Polska

Cezary Tomczyk: „Kaczyński chce zmiany premiera”. Poznaliśmy możliwe kandydatury

wPunkt
Cezary Tomczyk: „Kaczyński chce zmiany premiera”. Poznaliśmy możliwe kandydatury

Zapytany przez Grzegorza Kępkę, czy Mateusz Morawiecki może w najbliższym czasie stracić piastowane stanowisko, Tomczyk odpowiedział: „takie plotki na korytarzach sejmowych słyszymy od wielu miesięcy”.

„Jarosław Kaczyński myśli o zmianie premiera, żeby zmienić zderzak, który się już zużył” – mówił na antenie Polsat News przewodniczący klubu parlamentarnego Platformy Obywatelskiej Cezary Tomczyk. Według niego, dni Mateusza Morawieckiego jako premiera są już policzone.

Poseł Tomczyk w programie „Graffiti” komentował słowa Jarosława Kaczyńskiego, który w wywiadzie dla telewizji „wPolsce.pl” w samych superlatywach wypowiadał się, między innymi, na temat przejęcia grupy Polska Press przez PKN Orlen. Prezes PiS chwalił decyzję o przejęciu grupy, nazywając ją „jedną z najlepszych wiadomości, jakie ostatnio usłyszał”.

Jeżeli będziemy szli dalej tą drogą, która została rozpoczęta dzięki decyzjom prezesa (PKN Orlen Daniela) Obajtka, to będziemy szli ku temu, by tę sytuację uzdrowić, bo to jest sytuacja fatalna w sensie narodowym” – mówił wówczas Jarosław Kaczyński.

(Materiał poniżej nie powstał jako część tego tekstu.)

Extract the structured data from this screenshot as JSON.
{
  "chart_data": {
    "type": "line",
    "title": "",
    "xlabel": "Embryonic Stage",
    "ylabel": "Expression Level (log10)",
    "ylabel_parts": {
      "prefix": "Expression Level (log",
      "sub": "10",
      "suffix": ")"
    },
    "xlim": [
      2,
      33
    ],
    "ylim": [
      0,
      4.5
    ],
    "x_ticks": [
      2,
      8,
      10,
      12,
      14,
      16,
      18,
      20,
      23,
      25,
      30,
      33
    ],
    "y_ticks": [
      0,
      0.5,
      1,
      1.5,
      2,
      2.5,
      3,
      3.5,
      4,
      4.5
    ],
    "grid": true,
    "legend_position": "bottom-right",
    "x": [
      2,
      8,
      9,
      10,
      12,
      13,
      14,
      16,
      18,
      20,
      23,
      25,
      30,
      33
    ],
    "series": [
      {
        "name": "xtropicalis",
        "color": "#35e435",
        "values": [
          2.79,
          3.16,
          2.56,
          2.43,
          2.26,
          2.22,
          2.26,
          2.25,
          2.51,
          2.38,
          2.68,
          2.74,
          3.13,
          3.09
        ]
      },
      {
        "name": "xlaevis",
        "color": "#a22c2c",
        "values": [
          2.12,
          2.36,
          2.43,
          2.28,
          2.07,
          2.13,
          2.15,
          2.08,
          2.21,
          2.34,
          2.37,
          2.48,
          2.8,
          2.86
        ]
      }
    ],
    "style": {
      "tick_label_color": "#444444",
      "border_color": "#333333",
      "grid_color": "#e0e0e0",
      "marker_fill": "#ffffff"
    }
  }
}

Według Cezarego Tomczyka, „Obajtek to człowiek, który w przeszłości miał akt oskarżenia za korupcję„. „Sprawę opisał „Dziennik Łódzki”, który pan Obajtek dzisiaj kupił. Trzeba zadać pytanie, czy „Dziennik Łódzki” będzie mógł napisać w przyszłości taki tekst. Likwiduje się wolne media, a człowiek, który je likwiduje i kupuje je dla koncernu paliwowego, jest według Kaczyńskiego gwiazdą” – oceniał Tomczyk w programie Polsat News. 

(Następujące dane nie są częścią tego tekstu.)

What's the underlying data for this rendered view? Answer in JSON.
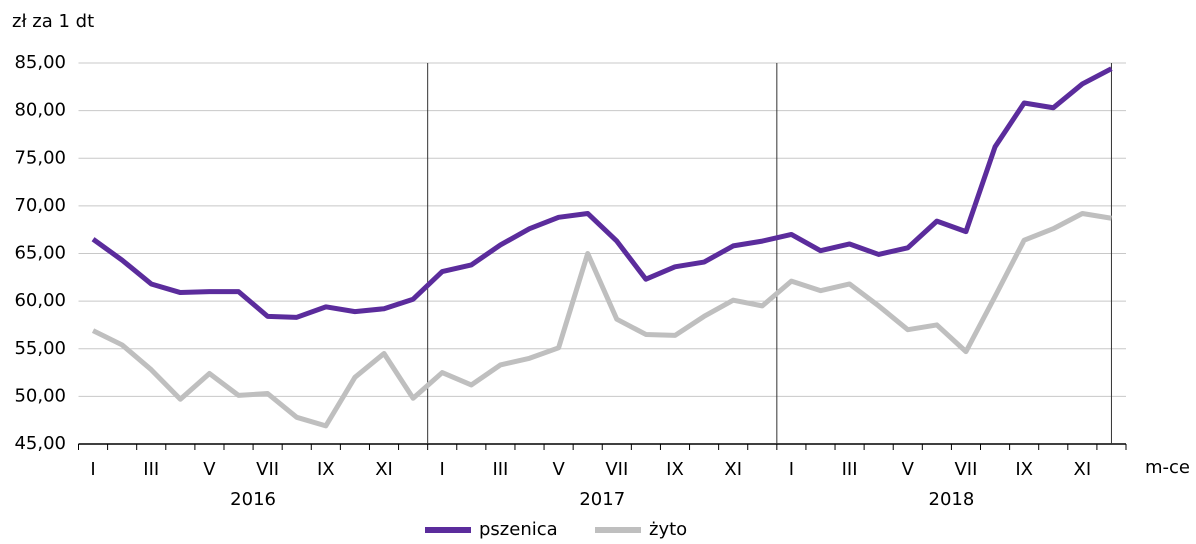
{
  "chart_data": {
    "type": "line",
    "y_label": "zł za 1 dt",
    "x_label": "m-ce",
    "categories": [
      "I",
      null,
      "III",
      null,
      "V",
      null,
      "VII",
      null,
      "IX",
      null,
      "XI",
      null,
      "I",
      null,
      "III",
      null,
      "V",
      null,
      "VII",
      null,
      "IX",
      null,
      "XI",
      null,
      "I",
      null,
      "III",
      null,
      "V",
      null,
      "VII",
      null,
      "IX",
      null,
      "XI",
      null
    ],
    "years": [
      "2016",
      "2017",
      "2018"
    ],
    "series": [
      {
        "name": "pszenica",
        "color": "#5b2c9c",
        "values": [
          66.5,
          64.3,
          61.8,
          60.9,
          61.0,
          61.0,
          58.4,
          58.3,
          59.4,
          58.9,
          59.2,
          60.2,
          63.1,
          63.8,
          65.9,
          67.6,
          68.8,
          69.2,
          66.3,
          62.3,
          63.6,
          64.1,
          65.8,
          66.3,
          67.0,
          65.3,
          66.0,
          64.9,
          65.6,
          68.4,
          67.3,
          76.2,
          80.8,
          80.3,
          82.8,
          84.4
        ]
      },
      {
        "name": "żyto",
        "color": "#bfbfbf",
        "values": [
          56.9,
          55.4,
          52.8,
          49.7,
          52.4,
          50.1,
          50.3,
          47.8,
          46.9,
          52.0,
          54.5,
          49.8,
          52.5,
          51.2,
          53.3,
          54.0,
          55.1,
          65.0,
          58.1,
          56.5,
          56.4,
          58.4,
          60.1,
          59.5,
          62.1,
          61.1,
          61.8,
          59.5,
          57.0,
          57.5,
          54.7,
          60.5,
          66.4,
          67.6,
          69.2,
          68.7
        ]
      }
    ],
    "ylim": [
      45,
      85
    ],
    "yticks": [
      {
        "value": 45,
        "label": "45,00"
      },
      {
        "value": 50,
        "label": "50,00"
      },
      {
        "value": 55,
        "label": "55,00"
      },
      {
        "value": 60,
        "label": "60,00"
      },
      {
        "value": 65,
        "label": "65,00"
      },
      {
        "value": 70,
        "label": "70,00"
      },
      {
        "value": 75,
        "label": "75,00"
      },
      {
        "value": 80,
        "label": "80,00"
      },
      {
        "value": 85,
        "label": "85,00"
      }
    ],
    "grid": true,
    "legend": "bottom"
  }
}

Zapytany przez Grzegorza Kępkę, czy Mateusz Morawiecki może w najbliższym czasie stracić piastowane stanowisko, Tomczyk odpowiedział: „takie plotki na korytarzach sejmowych słyszymy od wielu miesięcy„.

„Mówi się, że Morawieckiego może zastąpić Obajtek albo Mariusz Błaszczak. To wybór między czymś złym, a czymś złym, jeśli chodzi o prowadzenie polskiego państwa”

– zaznaczył Tomczyk.

Ważne, żebyśmy nie wpadli w pewną pułapkę. Kaczyńskiemu i PiS-owi nie chodzi o to, żeby to były polskie media, tylko PiS-owskie. To zasadnicza różnica. Bardzo rzadko te dwa interesy idą ze sobą w parze. Czy musimy sprawdzać, jak będą wyglądać media pod wodzą PiS-u? Wystarczy spojrzeć na TVP” – dodawał polityk Platformy.